Música De Mierda - Wilson Carl (Libro) Ese doble rasero es el pan de cada día para la música sentimental: los excesos, los formulismos y la bidimensionalidad pueden ser elementos positivos para cualquier música que no sea dulce y conciliadora, sino furiosa y rebelde. Podría decirse que el punk-rock es el schmaltz cabreado, una idea que se ve reforzada por la facilidad con la que el punk emo ha redefinido el género para expresar la angustia personal. El punk, el metal e incluso el rock que persigue la justicia social, como el de U2 o Rage Against the Machine, con sus eslóganes enfáticos  en defensa de la individualidad y la independencia, pueden ser tan “inspiradores” o “motivadores” como la música de Céline, pero dirigidos, eso sí, a grupos subculturales distintos. En cualquier caso, son igual de parciales y carentes de sutileza. Y, desde el punto de vista moral, no es tan descabellado preguntarse por qué son más loables los excelsos en nombre de la rabia y el resentimiento que la falta de moderación subordinada al amor y a la conexión interpersonal. La respuesta fácil es que Céline es conformista, aquiescente y en absoluta subversiva. Actualmente, se considera que subversión es lo opuesto a sentimental: casi siempre se trata de un término que expresa aprobación. Señalar el carácter subversivo de una canción, una serie o una película equivale a validarla, no sólo en el mundo de la crítica pop, sino también en el ámbito académico.

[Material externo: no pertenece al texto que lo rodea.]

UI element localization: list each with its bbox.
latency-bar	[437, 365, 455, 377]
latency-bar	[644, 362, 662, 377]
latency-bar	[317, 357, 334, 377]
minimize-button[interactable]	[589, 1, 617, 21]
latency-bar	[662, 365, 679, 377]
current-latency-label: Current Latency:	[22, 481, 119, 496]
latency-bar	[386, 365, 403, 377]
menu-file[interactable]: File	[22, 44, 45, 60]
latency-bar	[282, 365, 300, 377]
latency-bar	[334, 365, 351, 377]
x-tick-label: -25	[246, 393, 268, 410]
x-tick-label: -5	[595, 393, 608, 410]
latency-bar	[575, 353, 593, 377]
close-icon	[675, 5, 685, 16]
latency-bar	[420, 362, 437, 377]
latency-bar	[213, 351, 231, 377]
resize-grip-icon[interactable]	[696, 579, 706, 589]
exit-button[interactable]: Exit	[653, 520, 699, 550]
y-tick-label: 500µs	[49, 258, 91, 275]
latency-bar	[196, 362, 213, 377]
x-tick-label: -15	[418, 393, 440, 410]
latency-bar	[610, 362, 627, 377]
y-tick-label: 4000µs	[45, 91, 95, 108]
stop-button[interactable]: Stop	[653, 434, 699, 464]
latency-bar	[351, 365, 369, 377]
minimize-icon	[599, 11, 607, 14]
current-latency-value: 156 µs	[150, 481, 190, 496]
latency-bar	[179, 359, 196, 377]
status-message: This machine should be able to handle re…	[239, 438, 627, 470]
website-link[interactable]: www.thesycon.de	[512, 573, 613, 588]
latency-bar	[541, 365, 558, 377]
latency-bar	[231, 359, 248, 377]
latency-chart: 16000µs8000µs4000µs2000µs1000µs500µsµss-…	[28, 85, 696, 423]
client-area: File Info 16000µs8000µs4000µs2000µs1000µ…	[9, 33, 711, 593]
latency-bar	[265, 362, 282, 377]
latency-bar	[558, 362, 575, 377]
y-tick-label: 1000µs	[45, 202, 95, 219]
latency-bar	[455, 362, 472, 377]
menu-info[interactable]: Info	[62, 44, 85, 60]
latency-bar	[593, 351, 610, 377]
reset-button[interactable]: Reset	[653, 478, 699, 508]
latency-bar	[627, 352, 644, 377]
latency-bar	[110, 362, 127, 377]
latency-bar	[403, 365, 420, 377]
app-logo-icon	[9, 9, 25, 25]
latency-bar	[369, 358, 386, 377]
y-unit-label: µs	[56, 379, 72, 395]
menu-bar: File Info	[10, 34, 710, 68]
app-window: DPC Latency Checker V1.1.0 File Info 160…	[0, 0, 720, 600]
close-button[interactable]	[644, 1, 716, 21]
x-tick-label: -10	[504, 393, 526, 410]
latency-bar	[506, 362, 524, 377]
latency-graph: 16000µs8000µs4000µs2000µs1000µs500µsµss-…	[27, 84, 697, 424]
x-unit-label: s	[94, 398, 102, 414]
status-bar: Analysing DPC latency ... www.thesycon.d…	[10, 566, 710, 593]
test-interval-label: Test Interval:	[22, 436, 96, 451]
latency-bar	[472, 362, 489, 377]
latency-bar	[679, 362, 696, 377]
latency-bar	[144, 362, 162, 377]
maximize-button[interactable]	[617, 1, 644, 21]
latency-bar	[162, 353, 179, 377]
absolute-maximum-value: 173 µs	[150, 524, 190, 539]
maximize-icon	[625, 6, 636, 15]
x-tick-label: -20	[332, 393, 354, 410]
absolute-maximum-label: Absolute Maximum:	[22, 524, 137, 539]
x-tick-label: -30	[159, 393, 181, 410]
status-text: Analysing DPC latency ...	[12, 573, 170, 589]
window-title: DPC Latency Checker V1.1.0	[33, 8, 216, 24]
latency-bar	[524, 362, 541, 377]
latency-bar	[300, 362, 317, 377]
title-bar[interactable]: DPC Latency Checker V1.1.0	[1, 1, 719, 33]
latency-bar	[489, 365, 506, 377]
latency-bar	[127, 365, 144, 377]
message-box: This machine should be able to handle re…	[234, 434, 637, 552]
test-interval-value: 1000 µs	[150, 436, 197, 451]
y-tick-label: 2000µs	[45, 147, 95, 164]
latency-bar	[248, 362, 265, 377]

 ¿Qué es subversivo? La transgresión, la sátira, la idiosincrasia, el radicalismo, reafirmar una identidad minoritaria, generar interferencias en la señal mayoritaria, subvertir las convenciones y, en términos generales, abogar por los cambios. Pero como hace ya tiempo sostiene el crítico social Thomas Frank (La conquista de lo cool), esos son los valores que promueven actualmente la publicidad, los gurús de la administración de empresas y los emprendedores de la alta tecnología. El polémico y ameno The Rebell Sell, de los canadienses Joseph Heath y Andrew Potter, añade que los impulsos anticonformistas son el octano del consumismo, siempre en pos de la vanguardia, el alma misma de la distinción bourdieviana, ya sea en la alta costura, la cocina orgánica o la cultura “no convertida en artículo de consumo”. Por eso actualmente –y tal vez desde siempre- se aprecia una vibración conservadora en el latir del rock rebelde. La retórica corporativa y gubernamental se transfigura en el schmaltz rebelde, al que imita. El tipo de cambio al que apela la música de un sarcasmo estridente –libertad, igualdad, menos autoridad- se ajusta perfectamente a la “nueva economía”, cuyas necesidades comerciales y laborales exigen una estructura social multicultural más móvil y “flexible”. El capitalismo actual celebra la descentralización, la desregulación y otros cambios llamativos que disparan los precios de las acciones a corto plazo y justifican despidos, horas extras no remuneradas, la deslocalización de la producción en países del tercer mundo y un marketing omnipresente, por no mencionar la violencia organizada sobre la que se erigen. En su libro La doctrina del shock, Naomi Klein se refiere al continuo que forman las “terapias de choque” económicas, políticas y militares, y que se extiende hasta la sala de torturas, ¿podría ampliarse la metáfora para que incluyera también el “shock de lo nuevo” en el ámbito artístico?
 La parcialidad de la crítica musical respecto a la rebelión juvenil no está exenta de este tipo de miopías: lo que los críticos liberales catalogan de subversivo muy pocas veces tiene que ver con reformas sociales prácticas. Los pocos críticos con compromisos políticos significativos a menudo se muestran más benévolos con la cultura de masas, incluso con la supuestamente ñoña y sentimental, porque sus preocupaciones tienen más que ver con la vida de las personas que con el deseo de ser musicalmente más cool que nadie. De hecho, es una buena vara de medir a la hora de discriminar la política de verdad de la mera representación revolucionaria.»       
          
 * Humor de mal gusto (N. del T.)     
  
   [El texto pertenece a la edición en español de Editorial Blackie Books, 2015, en traducción de Carles Andreu, pp. 149-154. ISBN: 978-84-16290-48-2.]